Através da acção pauliana, o credor impugna um acto praticado pelo devedor que envolva uma diminuição da garantia patrimonial do seu crédito. O credor ataca judicialmente determinado acto jurídico, visando destruir, pelo menos, uma parte dos efeitos deste. A finalidade imediata da acção pauliana não é o reconhecimento da existência do crédito, ou a condenação do devedor no cumprimento deste, mas sim a conservação da garantia patrimonial do mesmo crédito nos termos estabelecidos pelo artigo 616.º do Código Civil, cujo n.º 1 dispõe que, julgada procedente a impugnação, o credor tem direito à restituição dos bens na medida do seu interesse, podendo executá-los no património do obrigado à restituição e praticar os actos de conservação da garantia patrimonial autorizados por lei.

Sendo assim, não é correcto aplicar, como o despacho recorrido aplicou, o critério estabelecido no artigo 297.º, n.º 1, do CPC, para fixar o valor da causa. A primeira parte desta norma estabelece que, se pela acção se pretende obter qualquer quantia certa em dinheiro, é esse o valor da causa, não sendo atendível impugnação nem acordo em contrário. É evidente que, através da acção pauliana, não se pretende obter qualquer quantia certa em dinheiro.
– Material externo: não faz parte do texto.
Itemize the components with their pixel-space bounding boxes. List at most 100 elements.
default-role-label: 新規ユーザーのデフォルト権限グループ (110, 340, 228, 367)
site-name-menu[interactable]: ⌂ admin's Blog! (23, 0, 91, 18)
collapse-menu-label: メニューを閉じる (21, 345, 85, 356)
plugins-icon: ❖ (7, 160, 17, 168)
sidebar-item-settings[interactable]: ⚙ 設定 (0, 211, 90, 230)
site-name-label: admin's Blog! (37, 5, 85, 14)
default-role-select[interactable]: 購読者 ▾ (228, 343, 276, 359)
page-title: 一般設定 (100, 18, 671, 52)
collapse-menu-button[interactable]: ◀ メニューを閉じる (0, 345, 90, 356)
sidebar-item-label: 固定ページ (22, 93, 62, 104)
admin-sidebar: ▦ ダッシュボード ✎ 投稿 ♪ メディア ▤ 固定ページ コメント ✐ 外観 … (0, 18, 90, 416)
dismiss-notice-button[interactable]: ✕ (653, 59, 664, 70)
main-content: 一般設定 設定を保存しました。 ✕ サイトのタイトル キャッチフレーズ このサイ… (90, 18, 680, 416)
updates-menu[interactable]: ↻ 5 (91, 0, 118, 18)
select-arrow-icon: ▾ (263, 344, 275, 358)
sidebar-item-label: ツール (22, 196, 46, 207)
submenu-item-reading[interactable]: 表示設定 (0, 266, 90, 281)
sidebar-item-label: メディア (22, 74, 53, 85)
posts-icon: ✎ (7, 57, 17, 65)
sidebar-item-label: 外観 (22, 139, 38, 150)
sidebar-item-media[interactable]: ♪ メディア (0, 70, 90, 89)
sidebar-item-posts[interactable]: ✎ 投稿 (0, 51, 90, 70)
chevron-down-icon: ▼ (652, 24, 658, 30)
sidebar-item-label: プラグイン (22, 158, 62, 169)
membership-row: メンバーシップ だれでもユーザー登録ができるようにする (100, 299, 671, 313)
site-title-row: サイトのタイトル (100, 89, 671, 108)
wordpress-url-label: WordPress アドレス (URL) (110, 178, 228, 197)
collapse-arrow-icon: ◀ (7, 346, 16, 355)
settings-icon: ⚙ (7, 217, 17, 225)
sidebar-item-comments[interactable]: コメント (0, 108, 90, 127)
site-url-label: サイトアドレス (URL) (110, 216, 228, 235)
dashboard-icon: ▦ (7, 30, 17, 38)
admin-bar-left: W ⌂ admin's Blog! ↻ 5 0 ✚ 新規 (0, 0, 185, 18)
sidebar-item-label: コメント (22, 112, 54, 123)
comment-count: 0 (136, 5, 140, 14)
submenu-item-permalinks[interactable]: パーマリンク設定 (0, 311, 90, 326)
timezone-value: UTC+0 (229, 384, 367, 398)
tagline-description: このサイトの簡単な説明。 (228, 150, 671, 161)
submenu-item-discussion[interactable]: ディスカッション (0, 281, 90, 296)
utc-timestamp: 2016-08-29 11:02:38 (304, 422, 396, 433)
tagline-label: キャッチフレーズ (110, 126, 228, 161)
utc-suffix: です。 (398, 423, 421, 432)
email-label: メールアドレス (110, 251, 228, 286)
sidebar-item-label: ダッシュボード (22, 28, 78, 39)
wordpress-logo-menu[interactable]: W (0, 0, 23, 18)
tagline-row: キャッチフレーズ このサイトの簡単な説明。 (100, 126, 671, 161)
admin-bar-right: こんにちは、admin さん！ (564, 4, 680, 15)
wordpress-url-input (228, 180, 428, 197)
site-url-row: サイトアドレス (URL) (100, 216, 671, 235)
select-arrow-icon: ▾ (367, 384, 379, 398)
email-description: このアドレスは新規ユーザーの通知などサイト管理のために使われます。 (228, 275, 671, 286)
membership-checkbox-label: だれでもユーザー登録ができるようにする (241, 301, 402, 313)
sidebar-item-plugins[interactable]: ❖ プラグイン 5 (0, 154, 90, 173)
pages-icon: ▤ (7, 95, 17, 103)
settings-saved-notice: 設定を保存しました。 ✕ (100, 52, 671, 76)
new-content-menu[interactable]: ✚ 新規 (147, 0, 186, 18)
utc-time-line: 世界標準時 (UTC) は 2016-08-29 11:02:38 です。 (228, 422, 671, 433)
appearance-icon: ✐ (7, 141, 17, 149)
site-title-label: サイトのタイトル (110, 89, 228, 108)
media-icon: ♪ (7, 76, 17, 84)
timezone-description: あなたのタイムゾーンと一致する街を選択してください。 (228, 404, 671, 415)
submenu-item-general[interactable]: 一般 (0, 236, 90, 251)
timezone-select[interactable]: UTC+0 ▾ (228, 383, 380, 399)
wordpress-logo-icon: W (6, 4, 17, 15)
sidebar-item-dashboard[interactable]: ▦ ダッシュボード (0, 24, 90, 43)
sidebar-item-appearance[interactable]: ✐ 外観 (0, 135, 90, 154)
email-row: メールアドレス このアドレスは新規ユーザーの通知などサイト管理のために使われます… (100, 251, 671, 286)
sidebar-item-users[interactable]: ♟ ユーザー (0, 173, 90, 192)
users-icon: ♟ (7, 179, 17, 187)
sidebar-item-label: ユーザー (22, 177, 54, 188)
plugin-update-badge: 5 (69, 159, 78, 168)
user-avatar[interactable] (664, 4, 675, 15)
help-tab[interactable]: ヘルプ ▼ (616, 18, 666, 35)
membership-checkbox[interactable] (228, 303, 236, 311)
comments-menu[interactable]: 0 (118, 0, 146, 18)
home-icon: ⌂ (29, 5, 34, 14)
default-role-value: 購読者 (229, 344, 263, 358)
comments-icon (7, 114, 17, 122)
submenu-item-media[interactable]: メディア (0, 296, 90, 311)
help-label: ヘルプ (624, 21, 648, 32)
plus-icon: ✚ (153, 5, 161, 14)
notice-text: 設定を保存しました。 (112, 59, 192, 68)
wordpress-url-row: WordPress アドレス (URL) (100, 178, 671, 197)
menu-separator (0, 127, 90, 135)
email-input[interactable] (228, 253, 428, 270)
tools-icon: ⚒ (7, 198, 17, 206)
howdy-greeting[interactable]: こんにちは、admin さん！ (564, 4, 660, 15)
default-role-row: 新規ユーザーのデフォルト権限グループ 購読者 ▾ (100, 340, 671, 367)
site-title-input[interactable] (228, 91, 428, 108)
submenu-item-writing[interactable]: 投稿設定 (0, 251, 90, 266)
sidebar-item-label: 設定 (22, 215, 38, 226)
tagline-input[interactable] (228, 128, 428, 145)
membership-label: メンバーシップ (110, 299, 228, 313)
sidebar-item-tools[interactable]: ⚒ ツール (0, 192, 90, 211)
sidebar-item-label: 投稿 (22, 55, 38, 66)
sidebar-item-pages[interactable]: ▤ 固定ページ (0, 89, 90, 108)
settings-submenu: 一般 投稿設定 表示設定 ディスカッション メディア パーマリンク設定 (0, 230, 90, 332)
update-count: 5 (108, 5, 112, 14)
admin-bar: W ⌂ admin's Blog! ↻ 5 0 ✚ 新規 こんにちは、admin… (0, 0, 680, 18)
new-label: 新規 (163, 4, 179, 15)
Nesta última hipótese, não estaríamos perante uma acção pauliana, mas sim perante uma acção de dívida. O despacho recorrido confunde indevidamente a cobrança de um crédito com a impugnação de um acto jurídico que põe em causa a garantia patrimonial deste. São coisas distintas.

Em vez disso, o critério de fixação do valor da causa deverá ser o estatuído no artigo 301.º, n.º 1, do CPC. De acordo com esta norma, quando a acção tiver por objecto a apreciação da existência, validade, cumprimento, modificação ou resolução de um acto jurídico, atende-se ao valor do acto determinado pelo preço ou estipulado pelas partes. É o caso da acção pauliana, através da qual, como se referiu, se impugna um concreto acto jurídico com vista a destruir, pelo menos, uma parte dos efeitos deste.

A conclusão a que chegamos está em consonância com o princípio geral, consagrado no artigo 296.º, n.º 1, do CPC, de que o valor da causa deverá representar a utilidade económica imediata do pedido. Na acção pauliana, é o valor do acto jurídico impugnado que exprime esta utilidade económica imediata do pedido, não o do crédito cuja garantia patrimonial o autor pretende ver conservada.

No caso dos autos, resulta da petição inicial e do documento n.º 10 anexo à mesma que o preço estipulado para a venda impugnada pelo recorrente foi de € 550.000. Logo, nos termos do artigo 301.º, n.º 1, do CPC, é este o valor da causa.

Deverá, assim, o despacho recorrido ser revogado, fixando-se em € 550.000 o valor da causa.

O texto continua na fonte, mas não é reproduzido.